MARNEY RICH KEENAN

Tweets of mother’s final days are unforgettable

Marney Rich Keenan
The Detroit News

‘Mother called: ‘I can’t talk I’m surrounded by handsome men.’ Emergency surgery. If you can hold a thought for her now …”

That was the first of several tweets Scott Simon sent when summoned to a Chicago-area hospital for what became the last days of his mother’s life.

The NPR host of “Weekend Editions Saturday” thought he was writing to combat the monotony of being confined to a small room in an intensive care unit as his mother lay dying from lung cancer. But those concise 124 character missives, sent over the course of several days in July 2013, told the poignant story of a son’s love and the lessons he learned from her about humor, resilience and the enormous power of kindness.

Tweeting his mother’s death in real time made national headlines; the tweets went viral and the online community grieved Simon’s loss right along with him. Simon since expanded the tweets into a memoir: “Unforgettable: A Son a Mother and the Lessons of a Lifetime” by Scott Simon (Flatiron, 2015) It is a tribute to Patricia Lyons Simon Newman, 84, a marvelously entertaining and inspiring woman, even on her deathbed.

Simon’s mother worked as a showgirl in Chicago night clubs, as a secretary at an ad agency during the Mad Men era, as a car show model and as a hand model in TV ads.

A single mother who married three times, the two lived together in a Chicago apartment. His mother slept on a rollout sofa bed in the living room, the blue light of Johnny Carson on TV flickering into the hallway late into the night. She sacrificed much in order to provide her young son with a new winter coat and the baseball mitt Simon was convinced would make him a major leaguer.

Ernie Simon, Simon’s father, was a professional comedian “who drank himself into a nosedive,” Simon wrote. His parents divorced when Scott was 6.

During one of their many bedside conversations that week, she explained to her son: “It’s easy to fall in love with a drinker. They’re charming. You make them happy. But it’s one thing to fall in love with someone who drinks and another thing to wake up with him day after day.”

Simon slept on the floor at the hospital, later buying a sleeping bag on Michigan Avenue. Pulling out his tablet computer, Simon downloaded her musical requests: Judy Garland, Tony Bennett, Ol’ Blue Eyes and her beloved Nat: “Unforgettable, that’s what you are. Unforgettable, though near or far.”

One of his early tweets: “My mother and I just sang Que Sera Sera 3 times. God bless you Doris Day for giving us such a great theme song.”

“Things are more fun with you here,” she told her only child. “We’ve always been able to make each other laugh. We’ve always been lucky that way, haven’t we?”

In between chasing the pain and struggling to breathe, they resurrected scraps of memories. One afternoon they batted back and forth the names of her many suitors.

And they talked about her great gal pals; all of whom became aunts to Scott: Auntie Chris, Auntie Abba, Auntie Geri, Auntie Melba. “What I remember of that group of women from my boyhood is lingering impromptu evenings with lots of snorts and laughter, olives and cheddar cheese on rye crackers, the stroke of matches, the tinkle of ice, compact makeup mirrors folded with a snap.

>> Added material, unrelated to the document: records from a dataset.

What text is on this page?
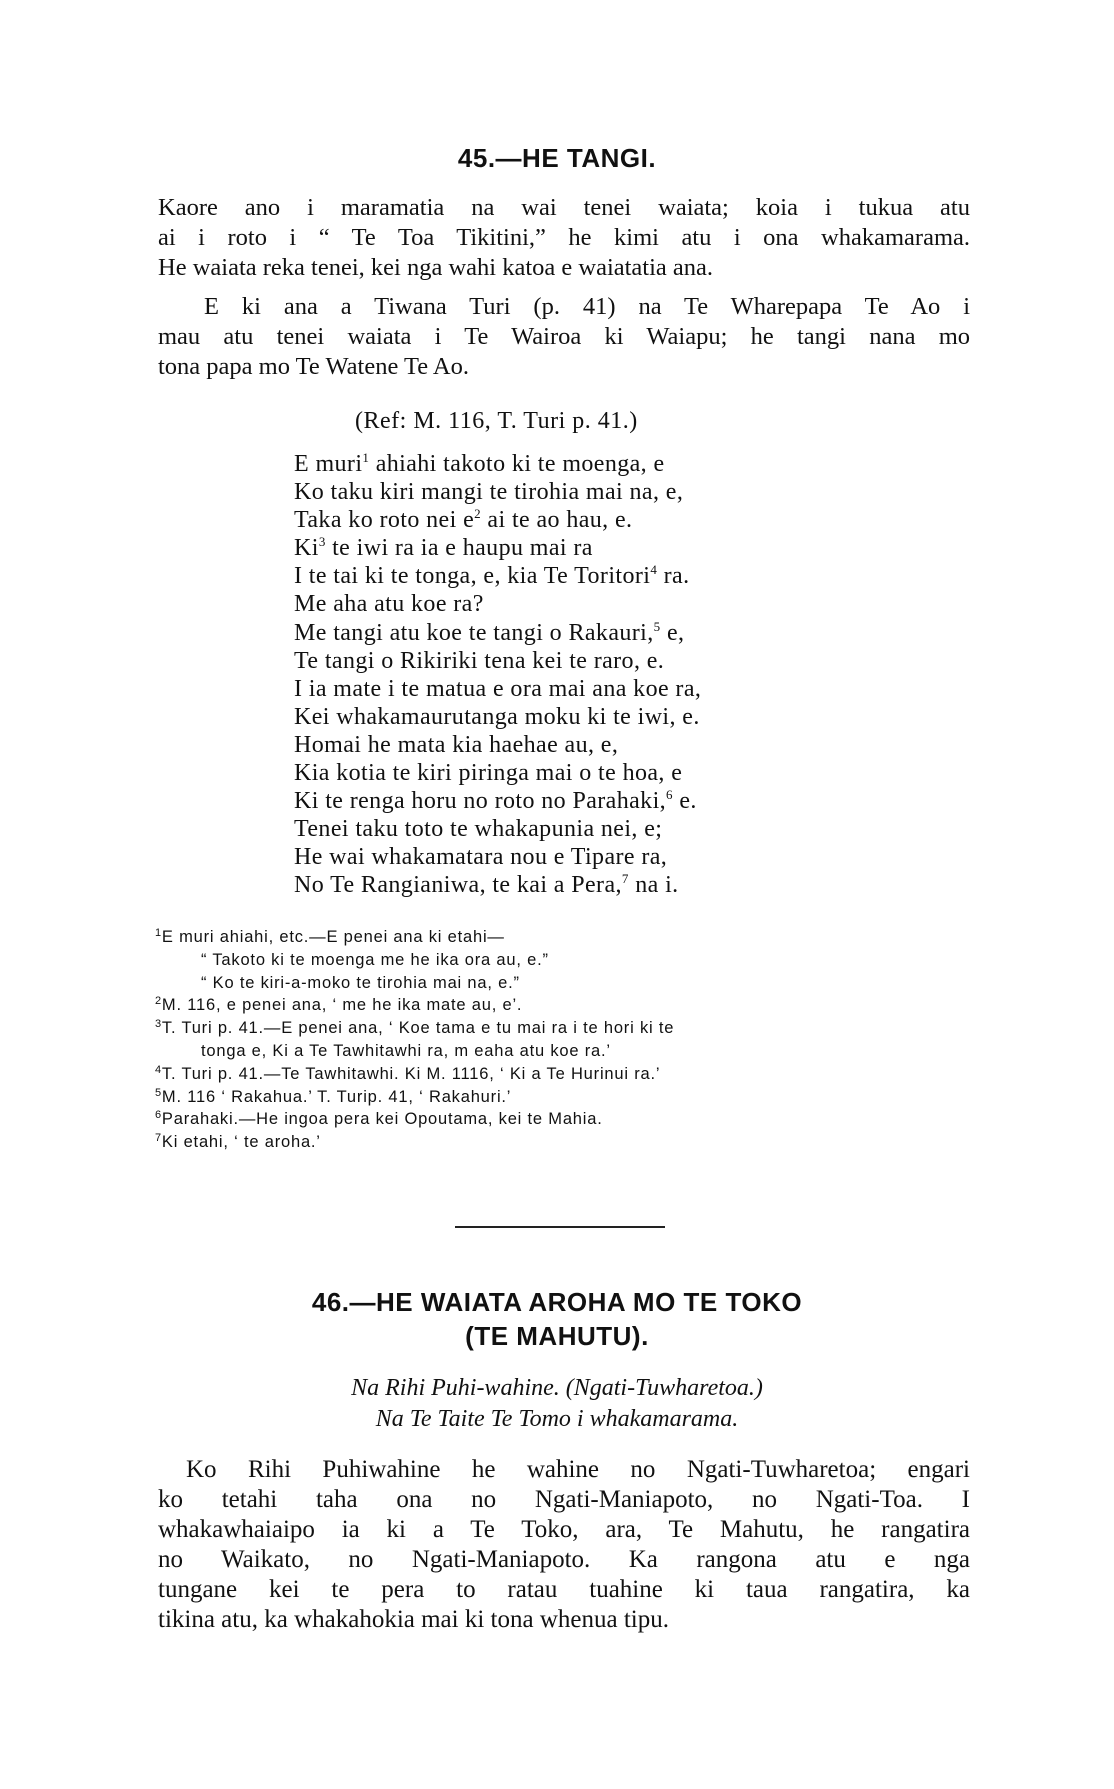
45.—HE TANGI.
Kaore ano i maramatia na wai tenei waiata; koia i tukua atu
ai i roto i “ Te Toa Tikitini,” he kimi atu i ona whakamarama.
He waiata reka tenei, kei nga wahi katoa e waiatatia ana.
E ki ana a Tiwana Turi (p. 41) na Te Wharepapa Te Ao i
mau atu tenei waiata i Te Wairoa ki Waiapu; he tangi nana mo
tona papa mo Te Watene Te Ao.
(Ref: M. 116, T. Turi p. 41.)
E muri$^1$ ahiahi takoto ki te moenga, e
Ko taku kiri mangi te tirohia mai na, e,
Taka ko roto nei $e^2$ ai te ao hau, e.
Ki$^3$ te iwi ra ia e haupu mai ra
I te tai ki te tonga, e, kia Te Toritori$^4$ ra.
Me aha atu koe ra?
Me tangi atu koe te tangi o Rakauri,$^5$ e,
Te tangi o Rikiriki tena kei te raro, e.
I ia mate i te matua e ora mai ana koe ra,
Kei whakamaurutanga moku ki te iwi, e.
Homai he mata kia haehae au, e,
Kia kotia te kiri piringa mai o te hoa, e
Ki te renga horu no roto no Parahaki,$^6$ e.
Tenei taku toto te whakapunia nei, e;
He wai whakamatara nou e Tipare ra,
No Te Rangianiwa, te kai a Pera,$^7$ na i.
$^1$E muri ahiahi, etc.—E penei ana ki etahi—
“ Takoto ki te moenga me he ika ora au, e.”
“ Ko te kiri-a-moko te tirohia mai na, e.”
$^2$M. 116, e penei ana, ‘ me he ika mate au, e’.
$^3$T. Turi p. 41.—E penei ana, ‘ Koe tama e tu mai ra i te hori ki te
tonga e, Ki a Te Tawhitawhi ra, m eaha atu koe ra.’
$^4$T. Turi p. 41.—Te Tawhitawhi. Ki M. 1116, ‘ Ki a Te Hurinui ra.’
$^5$M. 116 ‘ Rakahua.’ T. Turip. 41, ‘ Rakahuri.’
$^6$Parahaki.—He ingoa pera kei Opoutama, kei te Mahia.
$^7$Ki etahi, ‘ te aroha.’
46.—HE WAIATA AROHA MO TE TOKO
(TE MAHUTU).
Na Rihi Puhi-wahine. (Ngati-Tuwharetoa.)
Na Te Taite Te Tomo i whakamarama.
Ko Rihi Puhiwahine he wahine no Ngati-Tuwharetoa; engari
ko tetahi taha ona no Ngati-Maniapoto, no Ngati-Toa. I
whakawhaiaipo ia ki a Te Toko, ara, Te Mahutu, he rangatira
no Waikato, no Ngati-Maniapoto. Ka rangona atu e nga
tungane kei te pera to ratau tuahine ki taua rangatira, ka
tikina atu, ka whakahokia mai ki tona whenua tipu.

High heels under the coffee table, Tony Bennett on the turntable and an occasional crying jag.”

Taking breaks during, the temperature taking, the IV drip bag and oxygen mask changes, Simon sent out both colorful and tender tweets: “My mother: “Believe me those great death bed speeches are written ahead of time.” And: “Mother I don’t know why this is going on so long. I’m late for everything I guess.” “Mother asks: ‘Will this go on forever?’ She means, pain, dread. ‘No.’ She says: ‘but we’ll go on forever You and Me.’” And, then one of the last tweets: “Heart rate dropping. Heart dropping.”

Some in the online community complained that Simon’s intimate tweets were inappropriate or that he’d exploited his mother’s last days.

In response, Simon wrote: “My mother died and I mourned. That’s as much a part of life as love and taxes. Why be quiet about it? She was an old showgirl who have a great last performance and died with her son by her side. That’s an event to be shared with the jubilation of a birth.”